One in ten UK SME owners have admitted to scribbling down their business plans on a Post-it note, potentially putting their company’s financial survival at risk.


Research from npower Business revealed that some firms use these sorts of projections as their only format of long-term planning.


In many cases the study discovered that the figures were used when a company was first attempting to access finance and were then not updated or looked at again.


This is risky for a business as it means bosses are unaware of the financial situation and may not realise that cash flow issues exist.


A third of hospitality and events firms favoured ‘Post-it note planning’ as did a quarter of logistics and transport SMEs.


The practice was found to be particularly prevalent among fast food chains, bars, cafes and nightclubs, while 15% of Britain’s high street retailers jot down financial plans on Post-its.


Interestingly, 88% of retailers said they believe it’s useful to have a plan in place to encourage growth, yet only half have one in place to support their company as it progresses.


Different planning routes


Four distinct types of financial planning were highlighted by the study, although some methods were more popular than others.

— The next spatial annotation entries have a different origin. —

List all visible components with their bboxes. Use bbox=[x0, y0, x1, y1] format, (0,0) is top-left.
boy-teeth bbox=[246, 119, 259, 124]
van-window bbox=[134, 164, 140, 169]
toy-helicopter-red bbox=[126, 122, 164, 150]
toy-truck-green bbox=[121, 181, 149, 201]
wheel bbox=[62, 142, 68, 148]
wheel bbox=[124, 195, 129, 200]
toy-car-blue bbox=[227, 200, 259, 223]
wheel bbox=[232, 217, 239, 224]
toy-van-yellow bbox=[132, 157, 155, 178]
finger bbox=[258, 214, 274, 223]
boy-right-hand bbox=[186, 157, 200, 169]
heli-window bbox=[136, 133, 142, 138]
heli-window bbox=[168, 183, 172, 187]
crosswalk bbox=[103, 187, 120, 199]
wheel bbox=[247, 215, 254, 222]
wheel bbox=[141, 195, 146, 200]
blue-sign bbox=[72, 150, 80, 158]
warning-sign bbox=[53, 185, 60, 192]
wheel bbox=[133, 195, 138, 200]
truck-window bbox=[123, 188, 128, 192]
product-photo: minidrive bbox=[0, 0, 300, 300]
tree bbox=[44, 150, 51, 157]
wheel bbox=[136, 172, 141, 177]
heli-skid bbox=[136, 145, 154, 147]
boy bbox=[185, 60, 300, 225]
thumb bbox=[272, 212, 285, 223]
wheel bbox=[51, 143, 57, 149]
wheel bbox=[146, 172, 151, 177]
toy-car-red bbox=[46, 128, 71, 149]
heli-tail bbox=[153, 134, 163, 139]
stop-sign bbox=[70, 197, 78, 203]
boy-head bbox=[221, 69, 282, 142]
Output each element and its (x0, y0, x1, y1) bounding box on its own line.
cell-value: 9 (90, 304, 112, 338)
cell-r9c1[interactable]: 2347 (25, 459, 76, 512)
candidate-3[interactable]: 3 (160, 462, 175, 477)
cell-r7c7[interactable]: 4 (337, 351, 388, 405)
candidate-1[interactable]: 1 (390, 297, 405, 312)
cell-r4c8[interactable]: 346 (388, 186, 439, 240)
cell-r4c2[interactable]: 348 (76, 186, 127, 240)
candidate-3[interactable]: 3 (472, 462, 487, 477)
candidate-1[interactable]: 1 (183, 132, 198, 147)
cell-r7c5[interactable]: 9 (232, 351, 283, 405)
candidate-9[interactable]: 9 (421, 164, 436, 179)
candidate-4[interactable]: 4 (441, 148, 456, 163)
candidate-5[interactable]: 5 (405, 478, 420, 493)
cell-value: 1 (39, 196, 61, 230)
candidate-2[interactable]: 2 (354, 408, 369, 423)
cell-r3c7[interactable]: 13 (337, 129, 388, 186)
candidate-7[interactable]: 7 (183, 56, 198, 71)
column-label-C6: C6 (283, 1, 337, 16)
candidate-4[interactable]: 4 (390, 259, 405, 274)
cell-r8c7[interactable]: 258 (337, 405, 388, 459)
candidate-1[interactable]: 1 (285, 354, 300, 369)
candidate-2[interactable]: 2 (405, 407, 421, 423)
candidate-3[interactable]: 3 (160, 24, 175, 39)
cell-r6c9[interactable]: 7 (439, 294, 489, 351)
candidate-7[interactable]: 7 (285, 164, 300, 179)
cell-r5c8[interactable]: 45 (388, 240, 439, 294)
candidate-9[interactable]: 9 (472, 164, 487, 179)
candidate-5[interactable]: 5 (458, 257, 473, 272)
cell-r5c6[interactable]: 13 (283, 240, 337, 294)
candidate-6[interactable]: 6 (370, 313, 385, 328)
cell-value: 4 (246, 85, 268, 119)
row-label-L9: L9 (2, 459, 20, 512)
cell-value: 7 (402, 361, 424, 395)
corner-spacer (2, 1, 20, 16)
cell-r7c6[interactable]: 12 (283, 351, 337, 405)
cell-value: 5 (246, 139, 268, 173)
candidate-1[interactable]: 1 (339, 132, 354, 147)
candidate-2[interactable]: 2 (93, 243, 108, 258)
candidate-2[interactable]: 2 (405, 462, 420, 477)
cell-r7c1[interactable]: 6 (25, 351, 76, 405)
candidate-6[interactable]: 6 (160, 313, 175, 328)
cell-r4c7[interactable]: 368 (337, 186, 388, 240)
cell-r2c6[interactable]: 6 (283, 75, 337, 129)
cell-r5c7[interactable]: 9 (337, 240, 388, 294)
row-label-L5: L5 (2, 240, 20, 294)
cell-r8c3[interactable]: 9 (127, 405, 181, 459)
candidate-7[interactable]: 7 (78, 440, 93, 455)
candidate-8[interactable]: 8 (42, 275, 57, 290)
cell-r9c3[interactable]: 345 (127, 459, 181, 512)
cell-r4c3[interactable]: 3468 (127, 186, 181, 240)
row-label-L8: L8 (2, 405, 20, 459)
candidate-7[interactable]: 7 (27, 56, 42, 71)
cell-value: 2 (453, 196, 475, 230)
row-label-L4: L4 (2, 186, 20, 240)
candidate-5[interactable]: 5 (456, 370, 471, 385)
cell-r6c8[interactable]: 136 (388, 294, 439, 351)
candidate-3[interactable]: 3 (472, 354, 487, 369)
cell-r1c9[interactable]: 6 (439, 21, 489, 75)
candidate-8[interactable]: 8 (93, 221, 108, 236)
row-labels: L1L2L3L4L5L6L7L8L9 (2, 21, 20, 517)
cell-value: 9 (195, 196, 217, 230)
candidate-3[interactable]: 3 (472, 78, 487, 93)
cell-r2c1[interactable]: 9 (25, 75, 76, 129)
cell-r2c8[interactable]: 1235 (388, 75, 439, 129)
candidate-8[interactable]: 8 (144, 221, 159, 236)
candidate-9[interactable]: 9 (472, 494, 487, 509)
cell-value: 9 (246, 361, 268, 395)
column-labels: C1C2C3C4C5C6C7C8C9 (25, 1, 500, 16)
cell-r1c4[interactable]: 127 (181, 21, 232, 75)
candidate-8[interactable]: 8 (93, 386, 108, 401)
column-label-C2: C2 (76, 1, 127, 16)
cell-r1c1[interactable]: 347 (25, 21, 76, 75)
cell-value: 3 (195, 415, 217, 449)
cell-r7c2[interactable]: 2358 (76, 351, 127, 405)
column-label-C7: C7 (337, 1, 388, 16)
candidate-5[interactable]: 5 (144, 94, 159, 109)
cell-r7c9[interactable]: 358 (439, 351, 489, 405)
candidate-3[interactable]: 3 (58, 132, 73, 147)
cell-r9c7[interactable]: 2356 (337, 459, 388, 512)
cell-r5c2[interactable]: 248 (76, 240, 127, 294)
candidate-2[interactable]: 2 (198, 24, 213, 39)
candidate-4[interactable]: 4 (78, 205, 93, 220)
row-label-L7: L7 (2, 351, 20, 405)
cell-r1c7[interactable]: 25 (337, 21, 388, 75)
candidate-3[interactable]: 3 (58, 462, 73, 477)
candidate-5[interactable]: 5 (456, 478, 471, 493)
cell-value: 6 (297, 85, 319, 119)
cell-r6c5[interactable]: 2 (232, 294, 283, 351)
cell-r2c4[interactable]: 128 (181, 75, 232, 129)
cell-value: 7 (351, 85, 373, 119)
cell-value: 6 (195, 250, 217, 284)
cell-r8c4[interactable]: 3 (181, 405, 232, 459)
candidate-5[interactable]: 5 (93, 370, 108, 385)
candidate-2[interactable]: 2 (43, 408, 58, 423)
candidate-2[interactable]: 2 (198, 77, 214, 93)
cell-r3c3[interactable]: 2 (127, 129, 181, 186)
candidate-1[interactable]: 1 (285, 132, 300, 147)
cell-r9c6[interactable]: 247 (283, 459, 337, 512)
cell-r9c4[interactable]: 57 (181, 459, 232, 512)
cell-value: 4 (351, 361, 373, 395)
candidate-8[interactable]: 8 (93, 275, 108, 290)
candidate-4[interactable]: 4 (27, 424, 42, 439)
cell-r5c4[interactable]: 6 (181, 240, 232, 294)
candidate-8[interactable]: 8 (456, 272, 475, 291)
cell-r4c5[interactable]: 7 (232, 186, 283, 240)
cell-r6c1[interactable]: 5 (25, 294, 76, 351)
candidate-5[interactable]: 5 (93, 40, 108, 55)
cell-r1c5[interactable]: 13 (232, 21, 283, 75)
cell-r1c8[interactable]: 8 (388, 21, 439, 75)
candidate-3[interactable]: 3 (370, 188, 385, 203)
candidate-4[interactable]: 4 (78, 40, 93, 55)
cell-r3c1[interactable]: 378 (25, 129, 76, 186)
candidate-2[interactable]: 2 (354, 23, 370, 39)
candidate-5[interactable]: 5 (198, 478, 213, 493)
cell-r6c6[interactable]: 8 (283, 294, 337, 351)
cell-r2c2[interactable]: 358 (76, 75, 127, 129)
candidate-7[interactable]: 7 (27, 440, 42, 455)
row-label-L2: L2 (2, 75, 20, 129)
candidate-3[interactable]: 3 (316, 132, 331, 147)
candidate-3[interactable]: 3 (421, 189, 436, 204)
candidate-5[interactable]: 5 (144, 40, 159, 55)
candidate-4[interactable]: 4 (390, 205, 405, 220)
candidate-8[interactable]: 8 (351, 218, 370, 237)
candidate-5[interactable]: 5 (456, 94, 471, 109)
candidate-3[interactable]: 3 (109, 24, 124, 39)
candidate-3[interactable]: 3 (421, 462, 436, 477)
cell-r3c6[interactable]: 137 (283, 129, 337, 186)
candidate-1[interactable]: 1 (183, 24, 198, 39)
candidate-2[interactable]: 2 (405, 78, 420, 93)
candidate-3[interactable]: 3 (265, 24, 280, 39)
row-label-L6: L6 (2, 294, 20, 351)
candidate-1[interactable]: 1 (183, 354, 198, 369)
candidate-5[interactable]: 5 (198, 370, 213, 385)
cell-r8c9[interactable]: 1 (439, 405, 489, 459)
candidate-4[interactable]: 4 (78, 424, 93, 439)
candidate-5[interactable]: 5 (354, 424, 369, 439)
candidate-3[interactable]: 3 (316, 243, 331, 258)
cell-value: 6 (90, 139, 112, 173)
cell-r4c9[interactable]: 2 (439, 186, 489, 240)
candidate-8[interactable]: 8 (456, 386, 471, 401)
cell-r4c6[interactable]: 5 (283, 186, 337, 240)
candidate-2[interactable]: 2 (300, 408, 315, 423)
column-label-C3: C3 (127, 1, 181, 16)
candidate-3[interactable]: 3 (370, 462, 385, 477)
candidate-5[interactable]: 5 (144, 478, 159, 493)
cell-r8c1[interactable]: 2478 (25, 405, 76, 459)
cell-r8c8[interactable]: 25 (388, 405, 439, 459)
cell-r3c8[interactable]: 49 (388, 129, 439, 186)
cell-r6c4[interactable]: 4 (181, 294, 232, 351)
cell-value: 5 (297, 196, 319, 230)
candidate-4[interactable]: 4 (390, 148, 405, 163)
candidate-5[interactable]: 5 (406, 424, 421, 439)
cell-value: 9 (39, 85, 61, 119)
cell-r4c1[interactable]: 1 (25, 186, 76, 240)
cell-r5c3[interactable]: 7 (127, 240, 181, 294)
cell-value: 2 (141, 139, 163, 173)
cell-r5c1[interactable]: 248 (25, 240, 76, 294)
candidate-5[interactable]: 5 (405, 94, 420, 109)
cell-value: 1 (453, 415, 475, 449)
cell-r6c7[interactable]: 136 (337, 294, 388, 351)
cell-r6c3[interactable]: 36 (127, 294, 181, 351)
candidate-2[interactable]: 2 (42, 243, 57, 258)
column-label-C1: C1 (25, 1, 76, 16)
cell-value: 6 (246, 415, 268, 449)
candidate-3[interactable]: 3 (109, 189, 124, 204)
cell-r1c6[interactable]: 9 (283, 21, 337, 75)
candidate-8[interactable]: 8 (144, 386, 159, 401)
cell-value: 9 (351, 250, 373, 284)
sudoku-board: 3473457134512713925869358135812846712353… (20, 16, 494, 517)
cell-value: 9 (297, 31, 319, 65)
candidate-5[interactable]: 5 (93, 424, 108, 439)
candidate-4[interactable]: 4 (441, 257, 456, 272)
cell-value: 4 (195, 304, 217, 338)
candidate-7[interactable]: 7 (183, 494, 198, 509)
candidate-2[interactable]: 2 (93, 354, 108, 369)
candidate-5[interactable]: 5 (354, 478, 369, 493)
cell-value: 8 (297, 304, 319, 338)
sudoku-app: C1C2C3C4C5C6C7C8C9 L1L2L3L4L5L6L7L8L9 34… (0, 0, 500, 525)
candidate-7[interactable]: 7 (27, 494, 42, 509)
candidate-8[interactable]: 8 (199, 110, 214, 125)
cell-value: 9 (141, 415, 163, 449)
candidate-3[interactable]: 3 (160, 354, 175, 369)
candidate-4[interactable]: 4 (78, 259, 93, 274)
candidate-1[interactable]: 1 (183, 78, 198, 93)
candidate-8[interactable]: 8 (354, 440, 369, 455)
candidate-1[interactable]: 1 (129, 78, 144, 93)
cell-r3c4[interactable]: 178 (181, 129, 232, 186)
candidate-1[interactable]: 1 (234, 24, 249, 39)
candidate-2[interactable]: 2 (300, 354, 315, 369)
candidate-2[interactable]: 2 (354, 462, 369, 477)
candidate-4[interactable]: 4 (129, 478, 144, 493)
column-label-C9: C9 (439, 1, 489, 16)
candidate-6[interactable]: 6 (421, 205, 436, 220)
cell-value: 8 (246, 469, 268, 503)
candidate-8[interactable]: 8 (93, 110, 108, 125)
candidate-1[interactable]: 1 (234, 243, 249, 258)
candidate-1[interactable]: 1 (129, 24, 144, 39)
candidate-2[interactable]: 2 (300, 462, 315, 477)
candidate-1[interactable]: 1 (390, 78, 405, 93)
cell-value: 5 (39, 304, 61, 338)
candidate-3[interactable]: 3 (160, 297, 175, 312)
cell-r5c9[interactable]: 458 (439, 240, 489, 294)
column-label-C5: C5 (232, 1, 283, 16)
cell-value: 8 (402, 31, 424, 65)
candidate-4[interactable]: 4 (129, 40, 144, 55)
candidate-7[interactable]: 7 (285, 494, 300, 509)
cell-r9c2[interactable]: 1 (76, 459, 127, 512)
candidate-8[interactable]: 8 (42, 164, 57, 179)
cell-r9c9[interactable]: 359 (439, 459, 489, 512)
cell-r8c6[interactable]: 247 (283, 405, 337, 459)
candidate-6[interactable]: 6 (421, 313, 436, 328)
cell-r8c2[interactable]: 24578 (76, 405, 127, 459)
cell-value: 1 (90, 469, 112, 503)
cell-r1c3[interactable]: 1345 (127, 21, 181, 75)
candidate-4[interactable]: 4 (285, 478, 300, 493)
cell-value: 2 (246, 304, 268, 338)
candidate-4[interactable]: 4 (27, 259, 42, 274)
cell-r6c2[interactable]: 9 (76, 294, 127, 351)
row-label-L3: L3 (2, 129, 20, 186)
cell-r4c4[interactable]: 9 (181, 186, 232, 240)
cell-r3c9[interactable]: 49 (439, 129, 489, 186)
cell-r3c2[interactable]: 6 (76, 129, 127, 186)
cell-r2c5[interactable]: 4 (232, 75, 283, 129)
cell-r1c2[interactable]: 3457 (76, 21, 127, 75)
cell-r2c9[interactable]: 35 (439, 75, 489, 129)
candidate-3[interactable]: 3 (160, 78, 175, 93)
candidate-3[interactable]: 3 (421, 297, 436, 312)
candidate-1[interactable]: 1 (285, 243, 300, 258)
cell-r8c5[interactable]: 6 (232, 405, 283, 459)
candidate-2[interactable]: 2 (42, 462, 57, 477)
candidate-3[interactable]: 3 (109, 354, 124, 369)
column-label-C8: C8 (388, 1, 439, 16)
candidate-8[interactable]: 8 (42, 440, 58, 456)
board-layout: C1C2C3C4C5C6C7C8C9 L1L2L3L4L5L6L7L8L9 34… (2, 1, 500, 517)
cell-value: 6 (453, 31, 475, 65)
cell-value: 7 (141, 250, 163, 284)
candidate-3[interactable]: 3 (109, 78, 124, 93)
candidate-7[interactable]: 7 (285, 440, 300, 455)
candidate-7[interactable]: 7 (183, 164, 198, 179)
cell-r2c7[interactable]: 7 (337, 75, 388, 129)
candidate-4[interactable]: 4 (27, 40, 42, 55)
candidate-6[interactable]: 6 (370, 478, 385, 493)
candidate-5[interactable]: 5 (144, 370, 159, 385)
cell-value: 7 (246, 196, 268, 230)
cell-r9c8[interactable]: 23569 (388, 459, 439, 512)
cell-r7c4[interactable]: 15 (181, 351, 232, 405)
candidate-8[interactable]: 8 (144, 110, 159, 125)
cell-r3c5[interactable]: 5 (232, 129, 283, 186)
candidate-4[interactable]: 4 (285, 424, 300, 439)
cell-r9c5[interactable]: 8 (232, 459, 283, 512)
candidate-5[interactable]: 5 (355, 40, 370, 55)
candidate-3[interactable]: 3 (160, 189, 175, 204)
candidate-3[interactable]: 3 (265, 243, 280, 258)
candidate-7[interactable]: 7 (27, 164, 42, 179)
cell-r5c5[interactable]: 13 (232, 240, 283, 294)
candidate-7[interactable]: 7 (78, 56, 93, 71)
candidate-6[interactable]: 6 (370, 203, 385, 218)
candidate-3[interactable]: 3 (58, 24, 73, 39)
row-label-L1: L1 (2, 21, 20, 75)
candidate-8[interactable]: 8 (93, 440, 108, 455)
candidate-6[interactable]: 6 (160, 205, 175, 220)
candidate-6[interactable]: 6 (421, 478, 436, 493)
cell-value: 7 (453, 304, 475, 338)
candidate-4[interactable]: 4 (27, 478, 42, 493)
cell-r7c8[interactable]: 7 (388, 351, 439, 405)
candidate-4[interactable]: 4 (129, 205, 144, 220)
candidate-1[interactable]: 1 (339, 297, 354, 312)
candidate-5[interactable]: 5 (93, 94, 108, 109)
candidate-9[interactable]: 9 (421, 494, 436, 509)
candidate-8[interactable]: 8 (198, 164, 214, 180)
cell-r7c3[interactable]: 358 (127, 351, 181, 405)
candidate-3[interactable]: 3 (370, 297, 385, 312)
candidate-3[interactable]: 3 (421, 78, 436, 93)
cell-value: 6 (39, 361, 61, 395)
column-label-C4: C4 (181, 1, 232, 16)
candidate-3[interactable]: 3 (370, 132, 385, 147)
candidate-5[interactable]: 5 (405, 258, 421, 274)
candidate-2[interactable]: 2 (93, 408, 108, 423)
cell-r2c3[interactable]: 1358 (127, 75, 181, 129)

Those companies that user ‘Post-it planning’ were found to be the most disorganised, with the method used by 9% of firms.


‘Mini-planners’ – some 24% of bosses – use plans noted on smartphones, tablets and other technology to develop their finances.


Half of firms meanwhile – referred to as ‘Detail addicts’ – revealed there was fantastic value in having a full-scale plan with all costings clearly laid out.


The last group were named ‘Presentation planners’ and these were individuals who required all details in a clearly organised format prior to commencing business.


Planning is an essential part of forming a successful business and helps to ensure that it maintains a sound financial footing.


This should reduce the likelihood of requiring business recovery measures or other insolvency procedures in the long-term.


How a business chooses to plan will influence its ability to deal with different financial situations as those with a clearer picture should be more capable of finding better solutions.